Lire : Le maire d’Iguala et son épouse, le couple infernal qui révolte le Mexique
Maria de los Angeles Pineda Villa est connue pour être la sœur de narcotrafiquants notoires et diriger les activités des Guerreros Unidos à Iguala. Selon le correspondant du Monde au Mexique, le couple faisait régner la terreur dans la ville. L’enquête a révélé que M. Abarca versait plus de 150 000 euros mensuels aux Guerreros Unidos, dont une partie revenait aux tueurs du cartel, reconvertis en policiers municipaux, pour réprimer ses opposants.
Le chef des Guerreros Unidos, Sidonio Casarrubias, a cependant livré, lui, une explication différente, affirmant, après sa récente arrestation, que son lieutenant sur place avait compris que le groupe de jeunes appartenait à un groupe criminel rival. Il a donc « donné son aval » aux actions armées pour la « défense de son territoire ».
Pourquoi les manifestations se poursuivent ?
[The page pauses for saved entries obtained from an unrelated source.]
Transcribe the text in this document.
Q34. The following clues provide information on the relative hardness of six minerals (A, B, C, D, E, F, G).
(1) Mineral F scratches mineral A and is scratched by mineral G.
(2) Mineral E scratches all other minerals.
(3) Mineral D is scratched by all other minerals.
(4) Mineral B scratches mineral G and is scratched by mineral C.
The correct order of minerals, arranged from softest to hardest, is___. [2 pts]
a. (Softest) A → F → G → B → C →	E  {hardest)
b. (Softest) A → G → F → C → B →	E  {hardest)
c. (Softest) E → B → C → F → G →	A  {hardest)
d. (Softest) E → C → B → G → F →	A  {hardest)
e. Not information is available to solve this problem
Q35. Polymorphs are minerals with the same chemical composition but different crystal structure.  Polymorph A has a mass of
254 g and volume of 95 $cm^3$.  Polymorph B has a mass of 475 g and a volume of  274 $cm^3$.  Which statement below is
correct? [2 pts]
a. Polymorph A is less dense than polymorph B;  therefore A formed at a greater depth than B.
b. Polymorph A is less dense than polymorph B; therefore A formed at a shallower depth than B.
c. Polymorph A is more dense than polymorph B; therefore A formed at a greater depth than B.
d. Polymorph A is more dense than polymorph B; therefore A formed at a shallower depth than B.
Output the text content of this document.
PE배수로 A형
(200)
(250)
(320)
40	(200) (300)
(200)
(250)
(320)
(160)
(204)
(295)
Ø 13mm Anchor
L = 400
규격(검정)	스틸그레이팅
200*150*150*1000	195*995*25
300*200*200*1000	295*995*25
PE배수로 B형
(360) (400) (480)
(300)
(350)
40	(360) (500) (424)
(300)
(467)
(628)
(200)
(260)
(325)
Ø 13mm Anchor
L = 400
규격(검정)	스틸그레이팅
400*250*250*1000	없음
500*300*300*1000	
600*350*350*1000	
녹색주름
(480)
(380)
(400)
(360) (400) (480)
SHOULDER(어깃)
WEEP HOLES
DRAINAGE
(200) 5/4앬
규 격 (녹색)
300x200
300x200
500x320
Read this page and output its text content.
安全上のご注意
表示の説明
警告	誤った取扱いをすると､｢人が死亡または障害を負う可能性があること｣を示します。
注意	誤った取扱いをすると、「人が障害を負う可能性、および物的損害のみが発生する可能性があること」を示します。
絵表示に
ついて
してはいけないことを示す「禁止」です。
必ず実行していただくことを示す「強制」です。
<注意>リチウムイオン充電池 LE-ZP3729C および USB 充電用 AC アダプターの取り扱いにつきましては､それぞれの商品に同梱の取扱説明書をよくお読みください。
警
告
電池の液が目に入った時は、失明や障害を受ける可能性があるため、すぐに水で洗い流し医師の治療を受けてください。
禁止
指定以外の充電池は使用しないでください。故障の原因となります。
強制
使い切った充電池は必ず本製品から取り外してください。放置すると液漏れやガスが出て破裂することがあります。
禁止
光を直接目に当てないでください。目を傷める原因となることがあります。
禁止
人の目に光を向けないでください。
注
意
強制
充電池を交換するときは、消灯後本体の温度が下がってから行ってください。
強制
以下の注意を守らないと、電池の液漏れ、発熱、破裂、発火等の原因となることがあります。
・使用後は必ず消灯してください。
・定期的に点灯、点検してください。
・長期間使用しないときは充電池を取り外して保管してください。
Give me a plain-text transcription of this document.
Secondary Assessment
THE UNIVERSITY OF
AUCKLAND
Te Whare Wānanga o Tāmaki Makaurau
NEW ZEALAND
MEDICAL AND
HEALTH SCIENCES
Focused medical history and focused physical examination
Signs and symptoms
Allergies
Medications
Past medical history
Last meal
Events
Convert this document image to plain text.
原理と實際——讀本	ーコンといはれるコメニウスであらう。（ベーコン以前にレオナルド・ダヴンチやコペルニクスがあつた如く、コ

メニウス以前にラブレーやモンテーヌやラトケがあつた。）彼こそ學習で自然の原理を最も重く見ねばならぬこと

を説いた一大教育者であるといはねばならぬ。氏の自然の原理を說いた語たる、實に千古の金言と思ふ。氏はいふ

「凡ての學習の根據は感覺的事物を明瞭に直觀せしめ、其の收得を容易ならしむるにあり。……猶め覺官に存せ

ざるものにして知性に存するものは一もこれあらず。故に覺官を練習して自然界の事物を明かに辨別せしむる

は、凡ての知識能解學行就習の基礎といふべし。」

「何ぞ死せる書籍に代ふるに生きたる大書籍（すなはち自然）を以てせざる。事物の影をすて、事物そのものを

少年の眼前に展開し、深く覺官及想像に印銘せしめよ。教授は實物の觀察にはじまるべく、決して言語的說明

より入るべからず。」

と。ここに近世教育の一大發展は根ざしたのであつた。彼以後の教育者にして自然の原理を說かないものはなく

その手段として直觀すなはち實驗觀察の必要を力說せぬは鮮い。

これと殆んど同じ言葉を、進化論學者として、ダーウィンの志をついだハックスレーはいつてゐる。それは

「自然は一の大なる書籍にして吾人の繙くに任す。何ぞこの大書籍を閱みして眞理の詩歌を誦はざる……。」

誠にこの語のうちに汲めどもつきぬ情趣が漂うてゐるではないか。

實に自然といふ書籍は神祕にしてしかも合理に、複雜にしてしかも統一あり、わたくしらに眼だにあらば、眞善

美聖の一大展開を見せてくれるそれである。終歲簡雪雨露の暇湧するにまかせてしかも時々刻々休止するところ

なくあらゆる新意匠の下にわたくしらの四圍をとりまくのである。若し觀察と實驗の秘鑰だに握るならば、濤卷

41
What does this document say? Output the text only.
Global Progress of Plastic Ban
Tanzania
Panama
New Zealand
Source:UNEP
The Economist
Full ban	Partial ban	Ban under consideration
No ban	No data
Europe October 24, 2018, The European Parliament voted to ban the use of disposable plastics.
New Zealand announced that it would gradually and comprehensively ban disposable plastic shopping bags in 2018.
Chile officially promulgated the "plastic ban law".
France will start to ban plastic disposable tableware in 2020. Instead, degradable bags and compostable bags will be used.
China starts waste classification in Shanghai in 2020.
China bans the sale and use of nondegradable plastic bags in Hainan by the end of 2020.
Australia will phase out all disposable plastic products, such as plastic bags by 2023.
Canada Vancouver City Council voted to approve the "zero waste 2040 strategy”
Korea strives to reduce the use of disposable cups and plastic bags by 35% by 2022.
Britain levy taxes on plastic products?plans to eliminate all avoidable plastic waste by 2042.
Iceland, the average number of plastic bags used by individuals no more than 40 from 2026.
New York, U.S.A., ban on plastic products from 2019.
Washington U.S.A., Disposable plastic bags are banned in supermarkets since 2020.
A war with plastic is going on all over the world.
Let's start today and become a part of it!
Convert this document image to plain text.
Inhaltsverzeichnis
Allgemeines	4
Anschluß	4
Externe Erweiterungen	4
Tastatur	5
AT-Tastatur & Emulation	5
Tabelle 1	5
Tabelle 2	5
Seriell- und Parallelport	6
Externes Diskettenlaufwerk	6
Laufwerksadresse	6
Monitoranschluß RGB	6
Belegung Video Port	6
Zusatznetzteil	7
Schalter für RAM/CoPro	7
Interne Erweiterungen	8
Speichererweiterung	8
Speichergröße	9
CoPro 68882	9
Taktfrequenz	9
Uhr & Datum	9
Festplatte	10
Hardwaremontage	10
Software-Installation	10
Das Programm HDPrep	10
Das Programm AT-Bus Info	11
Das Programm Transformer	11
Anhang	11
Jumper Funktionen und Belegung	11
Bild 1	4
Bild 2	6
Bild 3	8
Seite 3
Dès les premiers jours après la disparition des étudiants, de nombreuses manifestations ont été organisées dans l’ouest du Mexique pour protester, notamment, contre le manque d’efficacité des pouvoirs publics dans la recherche des étudiants. Plusieurs rassemblements ont dégénéré, conduisant notamment à des pillages.
Depuis les aveux des narcotrafiquants, confirmant le scénario d’un massacre des étudiants, ces contestations sont devenues de plus en plus violentes. Mardi 11 novembre, les manifestants ont incendié le siège du parti du président mexicain, Enrique Peña Nieto, à Chilpancingo, capitale de l’Etat de Guerrero.
Depuis l’enlèvement des 43 étudiants, les manifestations se sont multipliées et sont devenues de plus en plus violentes au Mexique.
Plus largement, c’est la colère de tout une population qui s’exprime à l’égard de ce qu’elle appelle un « narcogouvernement », dans une région où les enlèvements et les massacres se multiplient. Cette année, pas moins de quatre-vingts corps ont été exhumés de fosses clandestines dans les hauteurs d’Iguala.
Lire le reportage (édition abonnés) : Dans l’ouest du Mexique, une révolte « anti-narcos »
« C’est l’affaire de trop », explique Abel Barrera, directeur du Centre des droits de l’homme de la montagne de Talchinollan dans l’Etat de Guerrero :
« D’autant que la complicité entre les autorités locales et la délinquance organisée est loin d’être une exception dans notre pays. La loi du silence est en train d’être rompue pour réclamer que justice soit faite. »
Lire : Au Mexique, les étudiant disparus à Iguala sont « l’affaire de trop »
Human Rights Watch a comptabilisé 149 cas de « disparitions forcées » au Mexique au cours des six dernières années et dans lequels sont impliqués l’armée, la marine, la police fédérale ou les polices des Etats ou des municipalités.